# Soundbridge 12SBX1.5



## Horrorfan33 (Jun 11, 2013)

Anybody know anything about these?..A guys is selling 2 on craigslist for $80 each, new in box..Worth picking them up?
I'm looking for 2 subs for my garage conversion and put my Polks back in the house..


----------



## theJman (Mar 3, 2012)

Did the guy say how long he's had them? Reason I ask is because most of the references I can find are from the mid-2000's, meaning they could have been sitting in his garage for 6-8 years. Paper cones and foam rubber surrounds only last so long, even if they're in storage.

The company SoundBridge seems to be into PA and line arrays, so they probably have some pedigree when it comes to bass reproduction. Not sure how they did with home subwoofers, but it doesn't appear as though they sell them any longer.


----------



## LeggoMyEggo (Jun 27, 2013)

Wow, I did a search for an online manual for the one Soundbridge sub I have in my living room and somehow found this thread. Spooky :/

I am the guy selling the two subs on Craigslist. I just wanted to respond to Horrorfan, the subs have been stored in a temperature controlled environment boxed with a desacant inside for the period after purchasing them from woot!. The subs were an impulse purchase because of the incredible deal. 

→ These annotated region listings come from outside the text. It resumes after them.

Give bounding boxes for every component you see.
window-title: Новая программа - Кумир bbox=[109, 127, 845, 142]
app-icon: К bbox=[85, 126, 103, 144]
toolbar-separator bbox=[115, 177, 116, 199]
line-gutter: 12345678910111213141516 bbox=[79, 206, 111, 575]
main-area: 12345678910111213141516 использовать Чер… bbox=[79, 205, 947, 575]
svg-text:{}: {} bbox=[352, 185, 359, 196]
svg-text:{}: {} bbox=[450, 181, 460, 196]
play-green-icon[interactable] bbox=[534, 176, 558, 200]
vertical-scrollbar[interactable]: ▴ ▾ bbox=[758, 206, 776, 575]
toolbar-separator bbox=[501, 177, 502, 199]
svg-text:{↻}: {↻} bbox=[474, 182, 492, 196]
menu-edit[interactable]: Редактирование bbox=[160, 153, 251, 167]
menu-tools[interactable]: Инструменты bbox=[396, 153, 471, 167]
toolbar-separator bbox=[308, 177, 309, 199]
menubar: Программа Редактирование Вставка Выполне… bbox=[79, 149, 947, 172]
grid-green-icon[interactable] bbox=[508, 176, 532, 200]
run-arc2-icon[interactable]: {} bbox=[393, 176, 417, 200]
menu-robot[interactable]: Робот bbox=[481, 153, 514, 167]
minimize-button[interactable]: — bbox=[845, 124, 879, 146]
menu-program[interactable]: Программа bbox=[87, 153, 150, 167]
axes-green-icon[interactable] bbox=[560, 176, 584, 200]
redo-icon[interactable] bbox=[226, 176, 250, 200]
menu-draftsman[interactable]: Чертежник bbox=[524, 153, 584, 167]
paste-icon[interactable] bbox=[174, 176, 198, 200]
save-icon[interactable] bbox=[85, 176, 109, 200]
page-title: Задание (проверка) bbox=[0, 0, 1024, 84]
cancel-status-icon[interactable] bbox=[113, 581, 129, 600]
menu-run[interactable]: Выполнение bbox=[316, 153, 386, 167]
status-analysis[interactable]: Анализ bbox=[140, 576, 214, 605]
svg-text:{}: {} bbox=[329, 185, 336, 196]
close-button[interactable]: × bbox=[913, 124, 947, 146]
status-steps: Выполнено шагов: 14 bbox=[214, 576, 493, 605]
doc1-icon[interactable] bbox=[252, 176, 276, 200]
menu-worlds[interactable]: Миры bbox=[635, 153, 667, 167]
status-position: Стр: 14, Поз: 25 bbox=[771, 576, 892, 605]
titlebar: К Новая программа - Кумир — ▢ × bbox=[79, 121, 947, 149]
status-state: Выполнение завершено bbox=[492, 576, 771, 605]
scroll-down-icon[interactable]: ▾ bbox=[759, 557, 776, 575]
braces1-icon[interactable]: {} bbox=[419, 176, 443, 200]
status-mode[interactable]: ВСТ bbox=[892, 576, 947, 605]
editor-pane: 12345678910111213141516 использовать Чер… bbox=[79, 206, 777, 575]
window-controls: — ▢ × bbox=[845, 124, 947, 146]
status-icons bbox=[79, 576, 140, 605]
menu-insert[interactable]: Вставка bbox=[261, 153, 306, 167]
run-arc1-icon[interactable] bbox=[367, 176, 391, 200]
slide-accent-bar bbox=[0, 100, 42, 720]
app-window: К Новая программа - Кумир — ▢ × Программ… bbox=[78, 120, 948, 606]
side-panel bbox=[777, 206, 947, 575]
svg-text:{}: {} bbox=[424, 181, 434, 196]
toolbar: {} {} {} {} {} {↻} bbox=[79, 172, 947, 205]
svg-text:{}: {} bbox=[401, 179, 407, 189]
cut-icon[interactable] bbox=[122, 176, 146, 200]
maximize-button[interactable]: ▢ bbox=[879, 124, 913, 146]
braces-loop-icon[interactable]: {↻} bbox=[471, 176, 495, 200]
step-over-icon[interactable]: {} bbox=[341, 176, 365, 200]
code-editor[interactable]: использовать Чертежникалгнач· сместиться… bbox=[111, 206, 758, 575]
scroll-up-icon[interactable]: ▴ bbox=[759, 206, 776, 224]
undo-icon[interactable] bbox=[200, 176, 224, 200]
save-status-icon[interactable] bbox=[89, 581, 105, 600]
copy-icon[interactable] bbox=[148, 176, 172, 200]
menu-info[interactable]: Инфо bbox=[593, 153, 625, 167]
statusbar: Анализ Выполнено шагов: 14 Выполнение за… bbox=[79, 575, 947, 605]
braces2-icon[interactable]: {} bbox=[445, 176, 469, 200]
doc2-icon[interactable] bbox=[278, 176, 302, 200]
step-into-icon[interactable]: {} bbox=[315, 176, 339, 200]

As I said above, I use one of the subs with my Dell plasma and it continues to work fine. I would have used the others but they just don't fit with any of the other rooms plus I live too close to my neighbors to annoy them through subwoofer overload. 

I am selling them because it seems a waste for them to sit unused. For $80 bucks they are a great deal even if they last a couple years.


----------